- Born: David Andre Comissiong 1960 (age 65–66) St. Vincent and the Grenadines
- Education: Harrison College; University of the West Indies at Cave Hill; Hugh Wooding Law School
- Occupations: Attorney and political activist
- Children: 2

= David Comissiong =

Vincentian-born political activist (born 1960)

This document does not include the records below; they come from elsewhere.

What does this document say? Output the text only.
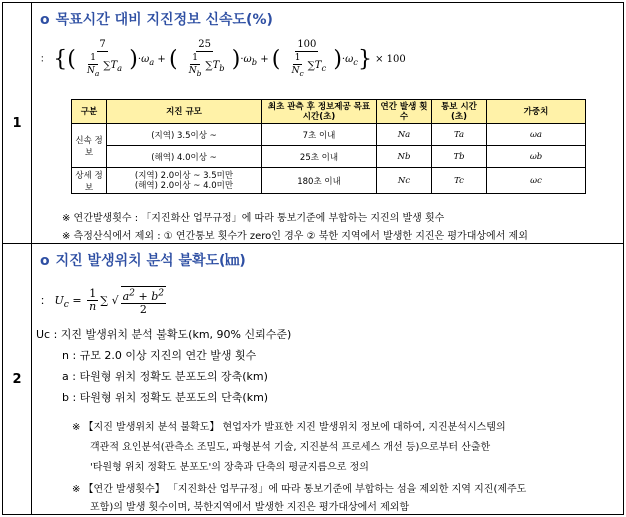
1
o 목표시간 대비 지진정보 신속도(%)
： {( $\frac{7}{\frac{1}{N_a} \sum T_a} )\cdot\omega_a$ + ( $\frac{25}{\frac{1}{N_b} \sum T_b} )\cdot\omega_b$ + ( $\frac{100}{\frac{1}{N_c} \sum T_c} )\cdot\omega_c\} \times 100$
구분	지진 규모	최초 관측 후 정보제공 목표시간(초)	연간 발생 횟수	통보 시간(초)	가중치
신속 정보	(지역) 3.5이상 ~	7초 이내	Na	Ta	ωa
	(해역) 4.0이상 ~	25초 이내	Nb	Tb	ωb
상세 정보	(지역) 2.0이상 ~ 3.5미만
(해역) 2.0이상 ~ 4.0미만	180초 이내	Nc	Tc	ωc
※ 연간발생횟수 : 「지진화산 업무규정」에 따라 통보기준에 부합하는 지진의 발생 횟수
※ 측정산식에서 제외 : ① 연간통보 횟수가 zero인 경우 ② 북한 지역에서 발생한 지진은 평가대상에서 제외
2
o 지진 발생위치 분석 불확도(㎞)
： $U_c = \frac{1}{n}$ ∑ √ $\frac{a^2 + b^2}{2}$
Uc : 지진 발생위치 분석 불확도(km, 90% 신뢰수준)
n : 규모 2.0 이상 지진의 연간 발생 횟수
a : 타원형 위치 정확도 분포도의 장축(km)
b : 타원형 위치 정확도 분포도의 단축(km)
※ 【지진 발생위치 분석 불확도】 현업자가 발표한 지진 발생위치 정보에 대하여, 지진분석시스템의
객관적 요인분석(관측소 조밀도, 파형분석 기술, 지진분석 프로세스 개선 등)으로부터 산출한
'타원형 위치 정확도 분포도'의 장축과 단축의 평균지름으로 정의
※ 【연간 발생횟수】 「지진화산 업무규정」에 따라 통보기준에 부합하는 섬을 제외한 지역 지진(제주도
포함)의 발생 횟수이며, 북한지역에서 발생한 지진은 평가대상에서 제외함
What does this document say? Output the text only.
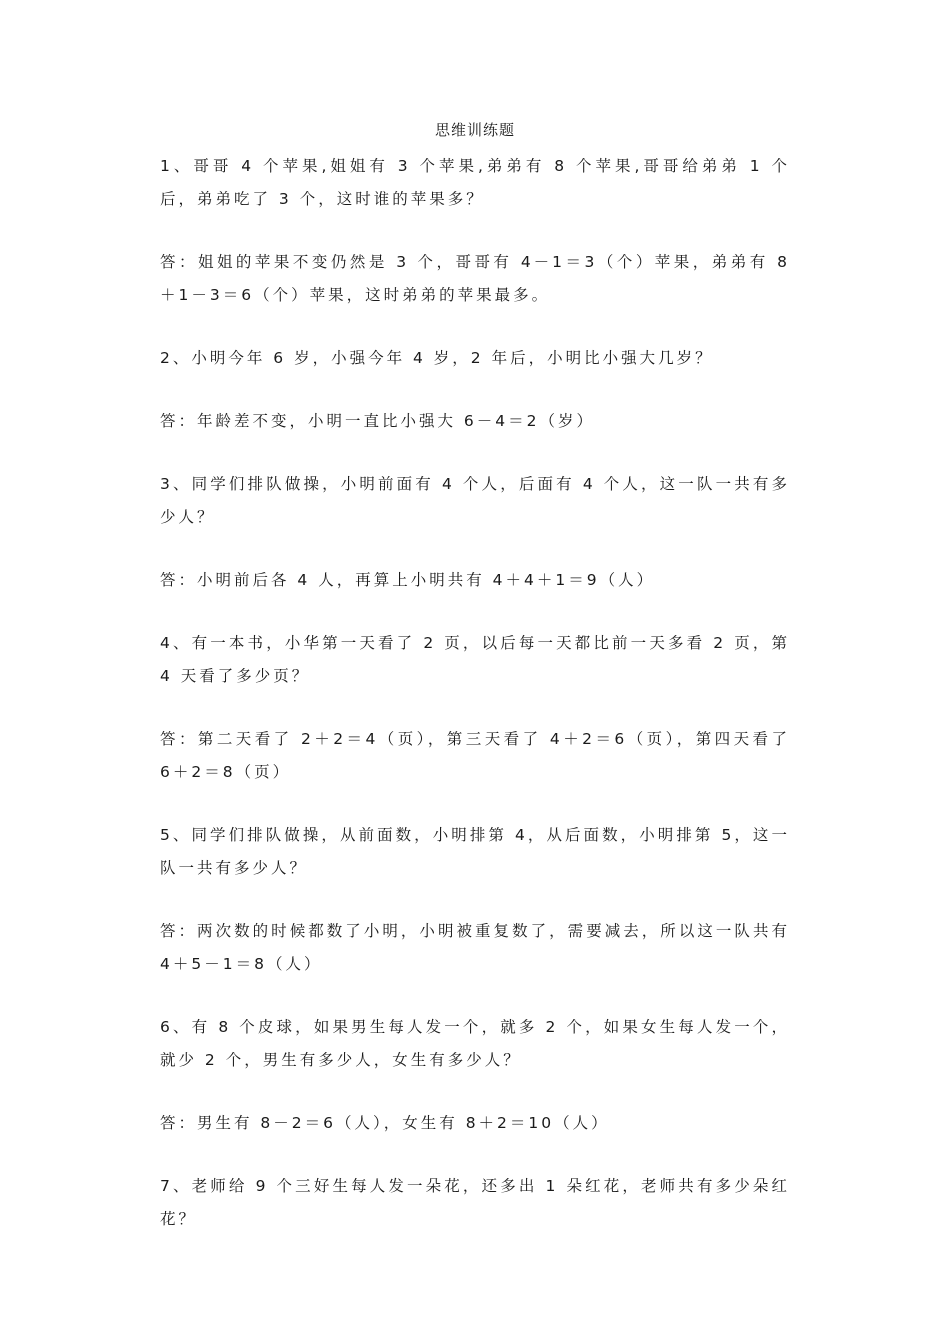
思维训练题

1、哥哥 4 个苹果,姐姐有 3 个苹果,弟弟有 8 个苹果,哥哥给弟弟 1 个后，弟弟吃了 3 个，这时谁的苹果多？

答：姐姐的苹果不变仍然是 3 个，哥哥有 4－1＝3（个）苹果，弟弟有 8＋1－3＝6（个）苹果，这时弟弟的苹果最多。

2、小明今年 6 岁，小强今年 4 岁，2 年后，小明比小强大几岁？

答：年龄差不变，小明一直比小强大 6－4＝2（岁）

3、同学们排队做操，小明前面有 4 个人，后面有 4 个人，这一队一共有多少人？

答：小明前后各 4 人，再算上小明共有 4＋4＋1＝9（人）

4、有一本书，小华第一天看了 2 页，以后每一天都比前一天多看 2 页，第 4 天看了多少页？

答：第二天看了 2＋2＝4（页），第三天看了 4＋2＝6（页），第四天看了 6＋2＝8（页）

5、同学们排队做操，从前面数，小明排第 4，从后面数，小明排第 5，这一队一共有多少人？

答：两次数的时候都数了小明，小明被重复数了，需要减去，所以这一队共有 4＋5－1＝8（人）

6、有 8 个皮球，如果男生每人发一个，就多 2 个，如果女生每人发一个，就少 2 个，男生有多少人，女生有多少人？

答：男生有 8－2＝6（人），女生有 8＋2＝10（人）

7、老师给 9 个三好生每人发一朵花，还多出 1 朵红花，老师共有多少朵红花？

David Comissiong (born 1960) is a Vincentian-born political activist, founder of the Clement Payne Movement, and former head of the Barbadian government's Commission for Pan-African affairs. He is a frequent critic of globalization and United States hegemony. One of the key Pan-Africanists in Caribbean politics, Comissiong is the Barbados Ambassador to the Caribbean Community (CARICOM).

==Biography==
David Andre Comissiong was born in 1960 in St. Vincent and the Grenadines. His father was a Methodist minister "served in eight different Caribbean territories", and when Comissiong at the age of six moved to Trinidad, where he undertook primary education, before relocating with his family to Barbados in 1971. He attended Harrison College in Barbados, and went on to study at the University of the West Indies at Cave Hill (Barbados), then at the Hugh Wooding Law School in Trinidad & Tobago, where he was admitted to the bar in 1984.

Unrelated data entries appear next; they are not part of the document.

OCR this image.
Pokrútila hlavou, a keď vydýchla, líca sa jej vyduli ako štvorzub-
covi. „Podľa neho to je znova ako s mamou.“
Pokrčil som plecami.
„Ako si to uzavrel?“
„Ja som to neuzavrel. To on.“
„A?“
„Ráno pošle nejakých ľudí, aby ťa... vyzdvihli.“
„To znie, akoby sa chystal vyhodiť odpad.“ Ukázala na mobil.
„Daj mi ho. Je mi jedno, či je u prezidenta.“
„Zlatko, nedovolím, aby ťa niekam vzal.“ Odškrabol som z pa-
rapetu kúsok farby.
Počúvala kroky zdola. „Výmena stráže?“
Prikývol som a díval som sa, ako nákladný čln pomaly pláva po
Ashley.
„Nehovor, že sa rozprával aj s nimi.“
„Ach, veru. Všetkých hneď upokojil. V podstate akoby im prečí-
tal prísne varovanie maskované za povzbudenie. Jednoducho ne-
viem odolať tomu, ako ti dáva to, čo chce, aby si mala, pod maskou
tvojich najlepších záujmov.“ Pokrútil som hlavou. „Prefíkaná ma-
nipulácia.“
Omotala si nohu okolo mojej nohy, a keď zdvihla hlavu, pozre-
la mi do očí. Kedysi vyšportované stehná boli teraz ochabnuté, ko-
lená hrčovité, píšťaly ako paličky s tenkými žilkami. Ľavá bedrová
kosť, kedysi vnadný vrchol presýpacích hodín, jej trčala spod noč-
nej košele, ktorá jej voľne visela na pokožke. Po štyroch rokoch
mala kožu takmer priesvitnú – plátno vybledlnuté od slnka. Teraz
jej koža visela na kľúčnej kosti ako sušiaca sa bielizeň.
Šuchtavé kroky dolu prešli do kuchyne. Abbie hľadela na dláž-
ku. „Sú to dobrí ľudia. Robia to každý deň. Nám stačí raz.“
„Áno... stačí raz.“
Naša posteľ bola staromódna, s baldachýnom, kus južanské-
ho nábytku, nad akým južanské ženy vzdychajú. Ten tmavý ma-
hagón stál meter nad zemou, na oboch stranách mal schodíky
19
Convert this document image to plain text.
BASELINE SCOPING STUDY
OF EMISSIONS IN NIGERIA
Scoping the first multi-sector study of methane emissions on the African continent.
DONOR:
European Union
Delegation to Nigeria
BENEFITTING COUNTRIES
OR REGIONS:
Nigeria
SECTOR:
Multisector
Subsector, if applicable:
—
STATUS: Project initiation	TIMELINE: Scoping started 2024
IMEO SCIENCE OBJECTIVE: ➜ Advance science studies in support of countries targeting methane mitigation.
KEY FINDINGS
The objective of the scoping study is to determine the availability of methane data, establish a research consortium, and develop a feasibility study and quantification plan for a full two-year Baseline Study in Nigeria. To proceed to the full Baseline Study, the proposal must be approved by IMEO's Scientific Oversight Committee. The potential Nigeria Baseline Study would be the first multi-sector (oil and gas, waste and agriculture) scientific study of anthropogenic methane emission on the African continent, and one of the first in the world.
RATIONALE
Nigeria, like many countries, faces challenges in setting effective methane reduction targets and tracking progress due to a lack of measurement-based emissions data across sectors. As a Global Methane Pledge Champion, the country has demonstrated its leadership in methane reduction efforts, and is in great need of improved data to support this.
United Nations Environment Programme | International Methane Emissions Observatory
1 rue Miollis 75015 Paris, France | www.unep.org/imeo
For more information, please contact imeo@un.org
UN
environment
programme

He starred in the multi-award-winning documentary 500 Years Later (2005), which featured Maulana Karenga, Muhammed Shareef, Francis Cress Welsin, Kimani Nehusi, Paul Robeson Jr, Nelson George, and many others.

Comissiong is the author of the 2013 book It's the Healing of the Nation: The Case For Reparations In An Era of Recession and Re-colonisation. He is also the author of Marching Down the Wide Streets of Tomorrow: Emancipation Essays and Speeches, published in 2008.

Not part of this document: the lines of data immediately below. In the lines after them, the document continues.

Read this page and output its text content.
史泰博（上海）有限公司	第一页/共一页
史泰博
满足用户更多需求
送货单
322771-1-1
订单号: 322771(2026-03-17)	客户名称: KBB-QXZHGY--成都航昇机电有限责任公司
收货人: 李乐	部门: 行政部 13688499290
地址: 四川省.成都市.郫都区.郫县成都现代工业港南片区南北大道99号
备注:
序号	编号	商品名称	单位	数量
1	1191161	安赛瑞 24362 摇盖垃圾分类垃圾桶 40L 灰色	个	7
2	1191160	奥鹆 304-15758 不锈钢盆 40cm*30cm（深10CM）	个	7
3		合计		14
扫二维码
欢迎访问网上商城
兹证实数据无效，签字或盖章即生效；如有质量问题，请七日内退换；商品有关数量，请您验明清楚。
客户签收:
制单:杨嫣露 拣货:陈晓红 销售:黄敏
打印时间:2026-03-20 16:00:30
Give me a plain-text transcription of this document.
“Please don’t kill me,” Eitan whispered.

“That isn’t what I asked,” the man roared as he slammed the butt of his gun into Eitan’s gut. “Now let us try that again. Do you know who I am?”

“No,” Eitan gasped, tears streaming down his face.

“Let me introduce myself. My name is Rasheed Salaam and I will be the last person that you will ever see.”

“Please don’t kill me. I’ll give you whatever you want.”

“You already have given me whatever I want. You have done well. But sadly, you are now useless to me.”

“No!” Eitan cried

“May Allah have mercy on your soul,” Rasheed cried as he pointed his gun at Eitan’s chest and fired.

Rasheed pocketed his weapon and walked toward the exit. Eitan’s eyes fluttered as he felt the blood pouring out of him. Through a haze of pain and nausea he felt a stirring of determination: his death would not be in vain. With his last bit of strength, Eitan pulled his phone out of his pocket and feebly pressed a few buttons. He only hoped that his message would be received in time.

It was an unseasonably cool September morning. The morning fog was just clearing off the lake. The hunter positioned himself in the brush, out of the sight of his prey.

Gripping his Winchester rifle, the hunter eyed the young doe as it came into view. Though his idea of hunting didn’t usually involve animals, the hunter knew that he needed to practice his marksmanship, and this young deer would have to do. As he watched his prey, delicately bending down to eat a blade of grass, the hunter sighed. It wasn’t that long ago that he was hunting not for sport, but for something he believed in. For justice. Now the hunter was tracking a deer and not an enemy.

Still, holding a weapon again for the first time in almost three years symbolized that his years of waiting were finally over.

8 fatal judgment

An attorney by profession, he is married with two daughters.

Since 2018, Comissiong has served as Ambassador of Barbados to CARICOM.

== Bibliography ==

- Marching Down the Wide Streets of Tomorrow: Emancipation Essays and Speeches, 2008, ISBN 978-976-8219-51-0, ISBN 976-8219-51-3
- It's the Healing of the Nation: The Case For Reparations In An Era of Recession and Re-colonisation, 2013, ISBN 978-976-95522-3-4.
- The Pan-African Love Story of Arnold and Mignon Ford, 2020, ISBN 978-9769653702.